YouTube Kids App Review: Deceiving? FTC to Investigate 'Sneaky Advertising'

Some consumer advocates have urged The Federal Trade Commission to conduct an investigation on alleged suspicious YouTube app advertisement practices. As Time reported, Google run these advertisements via YouTube's kids' app.

The American Academy of Child and Adolescent Psychiatry, The Center for Science in the Public Interest, and Children Now are among the consumer groups that raised questions on such advertisement means, according to Parenting.com.

Members of the groups claimed that YouTube kids' app's combined content and advertisements might have misled minds of young audiences. Consumer advocates announced their concerns in written form via a press release.

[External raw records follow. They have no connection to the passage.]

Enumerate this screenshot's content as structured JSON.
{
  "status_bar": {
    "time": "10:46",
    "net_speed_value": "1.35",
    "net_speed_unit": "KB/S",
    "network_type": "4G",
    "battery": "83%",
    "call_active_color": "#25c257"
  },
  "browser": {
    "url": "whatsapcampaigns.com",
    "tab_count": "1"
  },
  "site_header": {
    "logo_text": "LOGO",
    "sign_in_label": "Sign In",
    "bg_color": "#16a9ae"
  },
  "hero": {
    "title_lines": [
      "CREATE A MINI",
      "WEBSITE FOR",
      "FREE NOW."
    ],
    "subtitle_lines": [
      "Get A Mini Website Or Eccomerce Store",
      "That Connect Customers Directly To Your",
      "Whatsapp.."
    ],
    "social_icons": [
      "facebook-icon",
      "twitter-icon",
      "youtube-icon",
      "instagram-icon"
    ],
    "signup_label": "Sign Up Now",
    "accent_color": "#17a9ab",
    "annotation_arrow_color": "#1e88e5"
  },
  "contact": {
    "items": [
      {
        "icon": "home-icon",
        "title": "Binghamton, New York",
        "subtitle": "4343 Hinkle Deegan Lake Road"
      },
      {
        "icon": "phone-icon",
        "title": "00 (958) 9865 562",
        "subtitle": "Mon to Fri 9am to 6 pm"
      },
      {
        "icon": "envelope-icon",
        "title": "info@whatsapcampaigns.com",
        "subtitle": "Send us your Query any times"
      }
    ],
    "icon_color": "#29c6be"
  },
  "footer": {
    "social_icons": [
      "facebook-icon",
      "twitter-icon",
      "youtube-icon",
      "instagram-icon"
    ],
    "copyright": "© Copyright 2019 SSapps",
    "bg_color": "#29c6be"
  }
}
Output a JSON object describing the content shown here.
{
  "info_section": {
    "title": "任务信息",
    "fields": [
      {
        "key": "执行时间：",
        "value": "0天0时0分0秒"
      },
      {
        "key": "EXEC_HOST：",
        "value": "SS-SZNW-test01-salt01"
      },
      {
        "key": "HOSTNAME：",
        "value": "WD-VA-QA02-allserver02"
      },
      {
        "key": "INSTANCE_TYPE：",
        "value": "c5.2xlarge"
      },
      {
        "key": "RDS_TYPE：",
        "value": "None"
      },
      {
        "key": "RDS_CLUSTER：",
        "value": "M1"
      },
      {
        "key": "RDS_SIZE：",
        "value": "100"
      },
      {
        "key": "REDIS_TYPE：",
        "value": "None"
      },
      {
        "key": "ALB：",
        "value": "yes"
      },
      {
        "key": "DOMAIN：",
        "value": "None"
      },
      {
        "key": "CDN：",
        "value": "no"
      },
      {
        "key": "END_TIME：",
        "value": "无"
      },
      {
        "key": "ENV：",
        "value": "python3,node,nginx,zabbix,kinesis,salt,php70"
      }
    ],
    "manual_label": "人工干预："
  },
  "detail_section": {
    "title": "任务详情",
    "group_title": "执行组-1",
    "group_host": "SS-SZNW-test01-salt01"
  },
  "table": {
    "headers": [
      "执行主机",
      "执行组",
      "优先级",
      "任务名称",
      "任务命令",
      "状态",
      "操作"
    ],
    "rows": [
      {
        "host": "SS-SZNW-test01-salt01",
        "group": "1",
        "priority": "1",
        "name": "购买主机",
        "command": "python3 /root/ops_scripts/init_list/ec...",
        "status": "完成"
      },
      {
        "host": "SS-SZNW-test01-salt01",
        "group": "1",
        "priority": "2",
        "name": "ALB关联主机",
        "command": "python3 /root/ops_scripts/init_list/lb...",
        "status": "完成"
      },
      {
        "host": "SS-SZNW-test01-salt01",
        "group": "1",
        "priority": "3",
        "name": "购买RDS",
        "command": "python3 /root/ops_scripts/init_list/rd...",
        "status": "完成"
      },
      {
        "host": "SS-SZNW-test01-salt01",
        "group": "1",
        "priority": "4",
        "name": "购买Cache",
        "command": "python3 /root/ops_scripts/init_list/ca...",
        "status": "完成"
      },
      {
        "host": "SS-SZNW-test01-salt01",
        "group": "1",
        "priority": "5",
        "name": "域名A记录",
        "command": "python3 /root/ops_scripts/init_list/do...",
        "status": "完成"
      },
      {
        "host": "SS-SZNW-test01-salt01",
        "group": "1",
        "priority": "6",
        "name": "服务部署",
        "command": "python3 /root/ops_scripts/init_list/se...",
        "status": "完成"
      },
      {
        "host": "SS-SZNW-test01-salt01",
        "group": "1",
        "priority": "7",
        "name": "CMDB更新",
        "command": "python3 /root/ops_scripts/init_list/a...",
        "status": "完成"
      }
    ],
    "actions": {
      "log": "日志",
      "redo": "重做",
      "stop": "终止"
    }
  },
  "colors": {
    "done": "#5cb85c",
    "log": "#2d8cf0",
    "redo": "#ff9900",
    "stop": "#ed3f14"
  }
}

Based on a report in Parenting.com, members of the consumer groups mentioned above sought to have the FTC question Google based the following grounds:

-Intermixing, too seamlessly, advertising and programming, which is deceptive to kids, who lack the cognitive ability to distinguish between them.

-Featuring "branded channels" for companies like McDonald's, Barbie and Fisher-Price, which are basically program-length commercials.

-Distributing "user-generated" segments that feature products like toys and candy without disclosing the business relationships between producers of the videos and the product manufacturers.

-Violating Google's own advertising policies that promise food and beverage ads will not appear on the YouTube Kids app.

In a Yahoo! Finance report, it was revealed that the consumer complaint written report further said:

"...the company appears to have ignored not only the scientific research on children's developmental limitations, but also the well-established system of advertising safeguards that has been in place on both broadcast and cable television for decades."

Google, in turn, denied such allegations. In lieu of Yahoo! Finance's request, a spokesperson for YouTube responded, by saying:

"We worked with numerous partners and child advocacy groups when developing YouTube Kids. While we are always open to feedback on ways to improve the app, we were not contacted directly by the signers of this letter and strongly disagree with their contentions, including the suggestion that no free, ad-supported experience for kids will ever be acceptable. We disagree and think that great content shouldn't be reserved for only those families who can afford it."

Aaron Task of Yahoo! Finance did not seem to agree with the consumer's opinions in relation to sneaky advertisement. Task saw Google as an online ad platform as everybody else has always does. The Yahoo Finance staff gave his take on the matter, saying, "Are we surprised Google is serving up ads?" This is what Google does, whether it's search, whether it's YouTube-- they are an ad platform, the likes of which the world has never seen."

Task added that it is the parents' responsibility to "make sure their children aren't being bombarded by ads."